Signs it’s August? Combines back in the fields, Kilkenny back in the All-Ireland final, and suggestive headlines on the front page of the Irish Independent regarding farm families and education.

This year’s offering arrived on Wednesday: “Children of farmers are three times more likely to go to college,” it proclaimed.

The inference is that farmers’ children have some advantage that gives them an inside track. This is confirmed by the lines “ongoing and wide social divides when it comes to attending college are exposed by a new report”.

It’s never made clear what exactly farmers have and others lack that leads to this phenomenon, which seems to so obsess the Indo.

Could it be farmers’ income? Well, that’s unlikely, as the average farming income lags way behind the average industrial wage.

Is it privilege? Unlikely as well. The points system allows little scope for undue influence to gain preferential access to third-level education for farmers’ kids.

Perhaps it’s the grant system. The Indo has suggested this in the past, but IFA chief economist Rowena Dwyer firmly debunked that particular urban myth last year, showing that about half of children from farm families who attend college are grant-aided, absolutely in line with what income levels in the sector would suggest.

The reason children from farm families attend third-level institutions in such numbers is because their families place a massive priority on education. Children are driven to strive, to work hard and to have high aspirations from school and life. In The Dealer’s experience, mothers on Irish farms play a particularly strong role in this regard.

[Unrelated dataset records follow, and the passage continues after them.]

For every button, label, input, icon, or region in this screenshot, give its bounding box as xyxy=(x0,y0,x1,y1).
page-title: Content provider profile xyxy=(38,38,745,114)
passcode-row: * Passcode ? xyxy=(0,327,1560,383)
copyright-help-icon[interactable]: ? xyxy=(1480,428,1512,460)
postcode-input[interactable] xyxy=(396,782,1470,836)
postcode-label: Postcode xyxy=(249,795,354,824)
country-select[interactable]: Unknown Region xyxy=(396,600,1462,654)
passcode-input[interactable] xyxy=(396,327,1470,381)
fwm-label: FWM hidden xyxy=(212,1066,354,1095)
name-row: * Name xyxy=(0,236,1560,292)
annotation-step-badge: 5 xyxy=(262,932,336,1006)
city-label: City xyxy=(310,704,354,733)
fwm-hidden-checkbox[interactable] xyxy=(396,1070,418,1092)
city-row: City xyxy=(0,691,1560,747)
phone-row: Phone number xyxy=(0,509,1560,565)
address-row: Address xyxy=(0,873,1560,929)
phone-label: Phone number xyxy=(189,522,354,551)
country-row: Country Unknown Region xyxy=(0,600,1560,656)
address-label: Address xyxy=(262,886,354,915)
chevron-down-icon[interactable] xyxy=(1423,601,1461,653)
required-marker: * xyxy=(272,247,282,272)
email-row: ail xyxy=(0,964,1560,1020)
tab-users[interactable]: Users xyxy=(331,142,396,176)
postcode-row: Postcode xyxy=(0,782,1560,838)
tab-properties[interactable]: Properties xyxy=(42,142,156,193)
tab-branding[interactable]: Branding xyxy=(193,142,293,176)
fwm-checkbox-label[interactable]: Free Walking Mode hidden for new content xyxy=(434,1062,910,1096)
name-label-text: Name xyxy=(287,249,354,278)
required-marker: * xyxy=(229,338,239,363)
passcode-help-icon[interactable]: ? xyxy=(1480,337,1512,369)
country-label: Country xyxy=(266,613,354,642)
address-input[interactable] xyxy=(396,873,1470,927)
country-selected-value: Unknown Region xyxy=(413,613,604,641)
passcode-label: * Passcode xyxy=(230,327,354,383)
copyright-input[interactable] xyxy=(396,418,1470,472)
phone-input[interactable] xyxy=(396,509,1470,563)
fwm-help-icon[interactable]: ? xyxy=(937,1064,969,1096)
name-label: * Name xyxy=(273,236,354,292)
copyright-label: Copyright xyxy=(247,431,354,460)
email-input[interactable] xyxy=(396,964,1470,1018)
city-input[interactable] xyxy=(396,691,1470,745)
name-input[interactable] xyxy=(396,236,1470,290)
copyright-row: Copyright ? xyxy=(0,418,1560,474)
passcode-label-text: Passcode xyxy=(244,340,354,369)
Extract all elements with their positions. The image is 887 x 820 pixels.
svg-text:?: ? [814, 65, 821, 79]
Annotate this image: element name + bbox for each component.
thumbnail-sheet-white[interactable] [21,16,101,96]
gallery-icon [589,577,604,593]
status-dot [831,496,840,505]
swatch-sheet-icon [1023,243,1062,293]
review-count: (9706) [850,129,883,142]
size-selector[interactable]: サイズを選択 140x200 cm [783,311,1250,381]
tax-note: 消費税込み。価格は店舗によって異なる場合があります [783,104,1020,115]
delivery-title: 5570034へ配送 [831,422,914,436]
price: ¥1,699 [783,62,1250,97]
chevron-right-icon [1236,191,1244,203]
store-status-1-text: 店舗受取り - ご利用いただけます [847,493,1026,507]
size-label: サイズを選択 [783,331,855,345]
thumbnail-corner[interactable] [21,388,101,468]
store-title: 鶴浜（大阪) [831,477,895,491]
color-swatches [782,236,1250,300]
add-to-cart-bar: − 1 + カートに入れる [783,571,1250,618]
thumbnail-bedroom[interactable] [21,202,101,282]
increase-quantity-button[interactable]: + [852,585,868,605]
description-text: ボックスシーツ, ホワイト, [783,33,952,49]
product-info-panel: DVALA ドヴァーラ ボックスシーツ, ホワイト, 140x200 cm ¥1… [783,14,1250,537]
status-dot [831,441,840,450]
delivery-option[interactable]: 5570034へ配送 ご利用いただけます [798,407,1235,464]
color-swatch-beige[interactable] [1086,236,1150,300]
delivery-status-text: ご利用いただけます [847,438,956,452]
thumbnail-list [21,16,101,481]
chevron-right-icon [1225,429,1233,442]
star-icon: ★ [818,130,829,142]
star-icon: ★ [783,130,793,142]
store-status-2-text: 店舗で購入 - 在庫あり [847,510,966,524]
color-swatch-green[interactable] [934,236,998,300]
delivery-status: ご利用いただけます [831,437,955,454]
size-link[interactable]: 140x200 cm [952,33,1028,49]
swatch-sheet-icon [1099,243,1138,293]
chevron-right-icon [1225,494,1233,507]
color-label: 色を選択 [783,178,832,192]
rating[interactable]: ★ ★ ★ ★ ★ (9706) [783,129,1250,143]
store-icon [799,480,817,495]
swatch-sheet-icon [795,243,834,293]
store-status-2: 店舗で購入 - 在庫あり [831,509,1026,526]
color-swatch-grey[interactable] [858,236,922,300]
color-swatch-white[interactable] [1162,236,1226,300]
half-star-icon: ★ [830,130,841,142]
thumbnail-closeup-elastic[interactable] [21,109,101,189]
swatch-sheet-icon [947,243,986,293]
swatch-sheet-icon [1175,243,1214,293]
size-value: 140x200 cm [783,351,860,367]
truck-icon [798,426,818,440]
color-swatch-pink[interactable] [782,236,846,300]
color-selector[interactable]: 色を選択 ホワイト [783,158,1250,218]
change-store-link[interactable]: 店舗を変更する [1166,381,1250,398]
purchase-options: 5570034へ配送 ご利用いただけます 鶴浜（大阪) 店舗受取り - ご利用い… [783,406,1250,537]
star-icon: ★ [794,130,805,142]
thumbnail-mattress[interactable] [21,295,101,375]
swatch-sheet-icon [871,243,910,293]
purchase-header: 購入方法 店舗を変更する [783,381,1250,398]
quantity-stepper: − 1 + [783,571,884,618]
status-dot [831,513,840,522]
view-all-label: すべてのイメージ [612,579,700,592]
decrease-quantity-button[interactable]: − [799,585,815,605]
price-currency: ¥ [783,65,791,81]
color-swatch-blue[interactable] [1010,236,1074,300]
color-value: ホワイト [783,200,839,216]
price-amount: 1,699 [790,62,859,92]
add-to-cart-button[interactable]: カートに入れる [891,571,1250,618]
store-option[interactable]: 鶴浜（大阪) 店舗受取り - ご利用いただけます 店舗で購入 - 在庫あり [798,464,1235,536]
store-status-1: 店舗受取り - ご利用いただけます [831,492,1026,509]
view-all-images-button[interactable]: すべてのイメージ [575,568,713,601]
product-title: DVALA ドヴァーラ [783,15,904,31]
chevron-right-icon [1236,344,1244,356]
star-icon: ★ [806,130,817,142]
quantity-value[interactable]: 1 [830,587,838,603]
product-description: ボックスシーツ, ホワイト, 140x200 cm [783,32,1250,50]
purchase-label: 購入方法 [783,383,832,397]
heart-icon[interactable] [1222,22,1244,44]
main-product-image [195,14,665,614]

The aspirational want their children to have a better life than they did, and make sacrifices to prioritise their children’s education. It’s an attitude not unique to farmhouses. A whole generation from terraced houses and rural cottages took the opportunities provided by free education to succeed in education and in life.

Another point to be made is that perhaps the statistics might suggest the smaller rural and village schools attended by many farm families have much to commend them. Ruairi Quinn wanted to close them down, we were told. Perhaps new Minister for Education Jan O’Sullivan will have a more enlightened view.